In your specific situation, where you want to use vmpk, qsynth, and jack control, I would recommend the following procedure to generate audio based on virtual keystrokes:

  1. Install the "patchage" and "fluid-soundfont-gm" packages
  2. Open Jack Control
  3. Review JACK configuration to ensure it is attached to your preferred audio interface
  4. Start JACK (the big play button)
  5. Open Patchage
  6. Open vmpk
  7. Open Qsynth
  8. In patchage, connect vmpk MIDI out to Qsynth MIDI in
  9. In patchage, connect Qsynth audio out to your audio interface (both left and right channels)
  10. In Qsynth, load a soundfont from /usr/share/sounds/sf2/FluidR3_GM.sf2
  11. Virtually press any key in vmpk to hear sound

Although the specific tools in use differ slightly, you may find the guidance at Ubuntu Wiki helpful. The primary difference is that you will be using a virtual keyboard rather than a physical keyboard, but patchage should not be able to tell the difference.

2
  • 2
    for jack install jackd, so a useful command: sudo apt-get install jackd patchage vmpk qsynth
    – Regisz
    Jan 24, 2015 at 21:15
  • As running APT with install qsynth will automatically detect jackd as dependency and install it, there is no need to specify it. Aug 5, 2015 at 8:32
0

vmpk produces sound by default on Ubuntu 20.04

I don't fully understand the details, but on Ubuntu 20.04 I just get sound out of the box from vmpk (not using Qsynth and JACK).
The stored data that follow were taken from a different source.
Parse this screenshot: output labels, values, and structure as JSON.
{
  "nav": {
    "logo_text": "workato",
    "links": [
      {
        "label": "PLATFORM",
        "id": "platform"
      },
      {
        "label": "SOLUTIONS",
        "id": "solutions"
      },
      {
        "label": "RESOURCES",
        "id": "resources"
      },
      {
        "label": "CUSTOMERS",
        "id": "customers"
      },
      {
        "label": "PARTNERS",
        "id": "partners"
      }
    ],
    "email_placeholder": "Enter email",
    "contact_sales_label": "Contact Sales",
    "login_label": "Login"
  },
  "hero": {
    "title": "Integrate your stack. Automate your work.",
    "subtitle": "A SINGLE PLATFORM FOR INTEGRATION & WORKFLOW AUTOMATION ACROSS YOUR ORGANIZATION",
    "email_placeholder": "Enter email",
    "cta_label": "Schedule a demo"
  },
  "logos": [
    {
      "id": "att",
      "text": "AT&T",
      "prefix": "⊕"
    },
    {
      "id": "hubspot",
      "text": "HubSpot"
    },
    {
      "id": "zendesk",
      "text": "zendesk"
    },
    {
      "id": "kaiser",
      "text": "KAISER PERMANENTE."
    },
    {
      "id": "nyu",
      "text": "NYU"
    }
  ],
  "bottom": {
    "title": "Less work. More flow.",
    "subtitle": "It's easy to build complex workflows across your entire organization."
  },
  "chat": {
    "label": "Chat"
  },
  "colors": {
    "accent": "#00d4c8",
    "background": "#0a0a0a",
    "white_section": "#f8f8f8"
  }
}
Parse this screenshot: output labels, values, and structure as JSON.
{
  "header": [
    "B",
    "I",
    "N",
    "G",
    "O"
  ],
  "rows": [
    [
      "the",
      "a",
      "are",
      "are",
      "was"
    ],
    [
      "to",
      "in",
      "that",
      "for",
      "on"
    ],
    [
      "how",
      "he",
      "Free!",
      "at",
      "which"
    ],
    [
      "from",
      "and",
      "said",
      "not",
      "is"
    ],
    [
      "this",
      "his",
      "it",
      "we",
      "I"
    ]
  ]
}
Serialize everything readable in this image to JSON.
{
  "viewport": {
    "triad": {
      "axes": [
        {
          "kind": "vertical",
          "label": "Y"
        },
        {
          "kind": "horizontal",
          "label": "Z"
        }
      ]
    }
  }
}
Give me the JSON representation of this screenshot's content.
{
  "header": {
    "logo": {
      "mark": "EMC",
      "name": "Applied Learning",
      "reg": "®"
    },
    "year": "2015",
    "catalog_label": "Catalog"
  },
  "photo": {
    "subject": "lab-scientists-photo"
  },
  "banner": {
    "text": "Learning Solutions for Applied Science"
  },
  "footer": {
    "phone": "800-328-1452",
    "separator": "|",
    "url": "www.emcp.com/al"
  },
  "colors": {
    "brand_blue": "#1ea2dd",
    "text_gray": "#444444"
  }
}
Likely the relevant settings which make it work by default are:

  • Edit
  • MIDI Connections
  • MIDI OUT Driver: Sonivox EAS

enter image description here

Working with ALSA

If you want to pipe ALSA output to another synthesizer of your choice, in the MIDI Setup you can set instead:

  • MIDI OUT Driver: ALSA

then I can get some sound as follows:

sudo apt install fluidsynth
fluidsynth -a alsa /usr/share/sounds/sf2/FluidR3_GM.sf2

Then I list all input and output alsa ports with:

aconnect -l

which gives:

client 0: 'System' [type=kernel]
    0 'Timer           '
    1 'Announce        '
client 14: 'Midi Through' [type=kernel]
    0 'Midi Through Port-0'
        Connected From: 129:0
client 128: 'VMPK Input' [type=user,pid=584368]
    0 'in              '
client 129: 'VMPK Output' [type=user,pid=584368]
    0 'out             '
        Connecting To: 14:0
client 130: 'FLUID Synth (586186)' [type=user,pid=586186]
    0 'Synth input port (586186:0)'

So we connect the vmpk output to the FLUID Synth input with:

aconnect 129:0 130:0

and fluidsynth starts producing some sound now as we touch the vmpk keys!

The sf2 instruments present by default on the VMPK GUI via Bank/Program pairs are the same as present in /usr/share/sounds/sf2/FluidR3_GM.sf2 as can be seen with:

sf2text /usr/share/sounds/sf2/FluidR3_GM.sf2 | less

e.g.:

 (0 "Gun Shot" (preset 127) (bank 0)

QSynth setup

Got it working too with ALSA:

sudo apt install qsynth
qsynth -a alsa

Now in the QSynth GUI go:

  • Setup
  • Soundfonts
  • Open

and select /usr/share/sounds/sf2/FluidR3_GM.sf2.

Now aconnect works exactly as before, as qsynth must be using it on the backend. Once connected, I now hear the sound, and playing with QSynth reverb/chorus effects did affect the sound output as expected.